La Révolution française de 1789, qui a débouché sur la Déclaration des droits de l’Homme, a exclu d’entrée de jeu les femmes, alors qu’elles avaient été très présentes durant les manifestations et créé une centaine de journaux. Olympe de Gouges, qui publia en 1792 la Déclaration des droits de la femme et de la citoyenne, fut guillotinée l’année suivante. Le Code Napoléon (1804) fait des femmes des mineures civiles dès qu’elles se marient et réprime très sévèrement l’adultère des femmes. La Révolution de 1848 proclame le suffrage « universel » mais le réserve aux hommes. La France n’accordera le droit de vote aux femmes qu’en 1944, grâce à la volonté du général de Gaulle. L’Allemagne l’avait octroyé en 1919, en remerciement des services rendus par les femmes durant la première Guerre mondiale. Parmi les Etats les plus éclairés, citons la Nouvelle-Zélande (1893), l’Australie (1902), la Finlande (1906).

On ne peut pas dénombrer les débats politiques qui eurent lieu au sujet de l’introduction du droit de vote, dans tous les pays. Les arguments des opposants les plus souvent utilisés étaient le manque d’instruction des femmes (il suffisait de les instruire !) et leur facilité à être manipulées par l’Eglise, surtout dans les campagnes. Ou alors, on liait le droit de vote au service militaire. Il est vrai que pour ces messieurs, accorder le droit de vote aux femmes diminuait leur pouvoir. Non seulement ils ne seraient plus seuls à décider de tout, mais il faudrait faire de la place dans les parlements et les exécutifs.

Le 1er février 1959, deux tiers des hommes suisses l’avaient refusé et seuls trois cantons l’avaient accepté (Neuchâtel, Vaud Genève, qui l’ont accordé la même année ou l’année suivante sur le plan cantonal). En 1971, les proportions s’étaient inversées.
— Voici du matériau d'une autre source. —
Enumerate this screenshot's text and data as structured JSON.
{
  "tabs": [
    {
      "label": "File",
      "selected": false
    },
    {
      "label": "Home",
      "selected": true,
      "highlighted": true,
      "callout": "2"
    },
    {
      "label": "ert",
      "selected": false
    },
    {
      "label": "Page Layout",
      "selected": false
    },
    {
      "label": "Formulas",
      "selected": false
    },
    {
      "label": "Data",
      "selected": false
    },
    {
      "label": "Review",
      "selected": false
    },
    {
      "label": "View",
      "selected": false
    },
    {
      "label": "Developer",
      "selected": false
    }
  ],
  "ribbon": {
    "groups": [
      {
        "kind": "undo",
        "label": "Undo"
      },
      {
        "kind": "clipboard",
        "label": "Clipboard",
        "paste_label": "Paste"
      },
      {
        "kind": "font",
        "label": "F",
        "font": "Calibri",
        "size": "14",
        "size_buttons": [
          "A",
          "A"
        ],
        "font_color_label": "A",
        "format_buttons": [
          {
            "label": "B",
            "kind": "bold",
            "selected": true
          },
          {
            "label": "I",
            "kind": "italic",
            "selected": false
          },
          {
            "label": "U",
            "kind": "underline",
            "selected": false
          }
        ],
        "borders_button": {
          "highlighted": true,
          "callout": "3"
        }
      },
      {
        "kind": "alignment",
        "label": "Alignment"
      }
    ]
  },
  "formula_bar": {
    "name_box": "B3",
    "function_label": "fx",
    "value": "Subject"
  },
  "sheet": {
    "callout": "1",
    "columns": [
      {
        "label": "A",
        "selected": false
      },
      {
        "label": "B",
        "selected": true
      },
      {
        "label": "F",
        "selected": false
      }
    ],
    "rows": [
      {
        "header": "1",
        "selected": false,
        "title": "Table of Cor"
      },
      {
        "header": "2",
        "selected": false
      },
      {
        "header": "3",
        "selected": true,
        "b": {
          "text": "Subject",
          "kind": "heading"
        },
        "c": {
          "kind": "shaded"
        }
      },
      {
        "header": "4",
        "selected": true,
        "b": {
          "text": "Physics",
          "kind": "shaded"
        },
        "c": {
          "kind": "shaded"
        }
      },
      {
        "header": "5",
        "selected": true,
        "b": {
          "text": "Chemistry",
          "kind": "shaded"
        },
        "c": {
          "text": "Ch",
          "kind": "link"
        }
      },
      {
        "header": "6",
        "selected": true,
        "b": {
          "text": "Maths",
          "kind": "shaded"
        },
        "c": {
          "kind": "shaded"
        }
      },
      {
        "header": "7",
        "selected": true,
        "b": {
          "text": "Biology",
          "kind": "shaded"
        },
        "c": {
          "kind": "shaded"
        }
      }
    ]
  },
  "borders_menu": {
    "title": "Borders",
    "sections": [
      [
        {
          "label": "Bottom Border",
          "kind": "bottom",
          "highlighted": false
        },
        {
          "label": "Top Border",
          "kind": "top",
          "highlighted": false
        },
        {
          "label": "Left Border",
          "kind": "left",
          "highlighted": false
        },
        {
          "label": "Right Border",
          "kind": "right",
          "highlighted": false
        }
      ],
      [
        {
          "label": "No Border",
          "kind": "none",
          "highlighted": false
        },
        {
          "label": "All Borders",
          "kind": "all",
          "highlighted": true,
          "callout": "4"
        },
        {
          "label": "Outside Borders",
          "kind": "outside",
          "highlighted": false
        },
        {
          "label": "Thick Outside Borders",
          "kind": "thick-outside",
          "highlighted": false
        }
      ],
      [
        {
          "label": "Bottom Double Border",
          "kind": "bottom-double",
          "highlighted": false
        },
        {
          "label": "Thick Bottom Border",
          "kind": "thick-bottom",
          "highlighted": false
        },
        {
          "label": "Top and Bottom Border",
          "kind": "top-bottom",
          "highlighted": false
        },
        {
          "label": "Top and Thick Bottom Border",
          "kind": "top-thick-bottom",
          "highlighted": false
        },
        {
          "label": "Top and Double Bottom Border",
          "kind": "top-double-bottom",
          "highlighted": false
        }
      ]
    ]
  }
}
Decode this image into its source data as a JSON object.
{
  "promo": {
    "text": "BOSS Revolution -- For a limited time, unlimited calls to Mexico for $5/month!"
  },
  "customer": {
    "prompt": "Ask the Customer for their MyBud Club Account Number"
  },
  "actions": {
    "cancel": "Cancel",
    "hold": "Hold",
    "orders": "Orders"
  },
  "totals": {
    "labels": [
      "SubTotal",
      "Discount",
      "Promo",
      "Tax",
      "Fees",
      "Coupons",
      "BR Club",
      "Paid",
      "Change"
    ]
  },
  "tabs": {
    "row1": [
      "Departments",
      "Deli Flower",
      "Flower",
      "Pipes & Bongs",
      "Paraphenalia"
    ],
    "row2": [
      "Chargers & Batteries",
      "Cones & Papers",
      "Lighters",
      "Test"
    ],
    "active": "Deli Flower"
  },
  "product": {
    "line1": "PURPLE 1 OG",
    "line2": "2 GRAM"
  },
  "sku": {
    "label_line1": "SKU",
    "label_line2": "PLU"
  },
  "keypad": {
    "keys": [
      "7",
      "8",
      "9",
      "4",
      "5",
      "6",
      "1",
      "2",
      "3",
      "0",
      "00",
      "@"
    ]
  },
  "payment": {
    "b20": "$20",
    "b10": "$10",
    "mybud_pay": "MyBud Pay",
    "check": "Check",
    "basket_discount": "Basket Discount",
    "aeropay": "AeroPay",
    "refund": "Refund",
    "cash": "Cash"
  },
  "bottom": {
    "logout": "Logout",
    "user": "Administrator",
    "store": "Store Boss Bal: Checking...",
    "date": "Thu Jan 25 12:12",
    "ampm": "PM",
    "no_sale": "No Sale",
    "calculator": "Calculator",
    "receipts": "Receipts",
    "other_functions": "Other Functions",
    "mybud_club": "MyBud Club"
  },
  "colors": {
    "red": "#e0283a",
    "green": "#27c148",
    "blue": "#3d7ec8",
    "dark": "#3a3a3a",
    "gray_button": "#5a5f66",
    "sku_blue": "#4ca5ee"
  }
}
Mais je me souviens des inepties qui précédèrent le vote historique qu’on lisait dans les journaux ou entendait sur les ondes, alors que tous les pays qui nous entourent l’avaient accordé depuis longtemps, sans avoir sombré dans le chaos.

Grâce au droit de vote et d’éligibilité, les Suissesses ont pu obtenir l’égalité au travail (1981, en vigueur seulement depuis 1996), l’équité entre époux (1988), la création de bureaux de l’égalité (dès 1988), la reconnaissance et la pénalisation du viol conjugal (1992), l’assurance maternité (2004, pourtant inscrite dans la Constitution depuis 1945 !), le droit à l’avortement (2002), l’égalité des époux en matière de nom et de droit de cité (01.01.2013).

Mais les femmes ont encore dû avaler un certain nombre de couleuvres : la non-élection de Lilian Uchtenhagen (PS ZH) au Conseil fédéral en 1983, trop brillante pour représenter les Suissesses (sic !). On lui préféra Otto Stich. La première femme à accéder au CF est Elisabeth Kopp, le 2 octobre 1984. Selon le schéma de 1983, Christiane Brunner est écartée du CF en 1993 pour Francis Matthey. Mais la mobilisation des femmes conduira à un deuxième vote qui élira Ruth Dreifuss, qui devint la première présidente de la Confédération en 1999. En 1995, l’initiative sur les quotas est refusée à 72%. Le 10.12.2003, Blocher est élu au CF après en avoir écarté Ruth Metzler, ce qui conduira à la « Veille des femmes » dans une caravane plantée à Berne, du 8 mars au 10 décembre 2004.

Que la route fut rude et longue ! Je garde dans mon cœur le nom des pionnières et des pionniers qui ont annoncé le droit de vote des femmes : Marie de Gournay, Poullain de la Barre, Condorcet, Olympe de Gouges déjà citée, George Sand, Jeanne Deroin, Victor Hugo, Hubertine Auclert, Léon Richer, Marguerite Durand, Jean Jaurès, Louise Weiss, la Genevoise Emilie Gourd, pour ne citer que ces personnalités.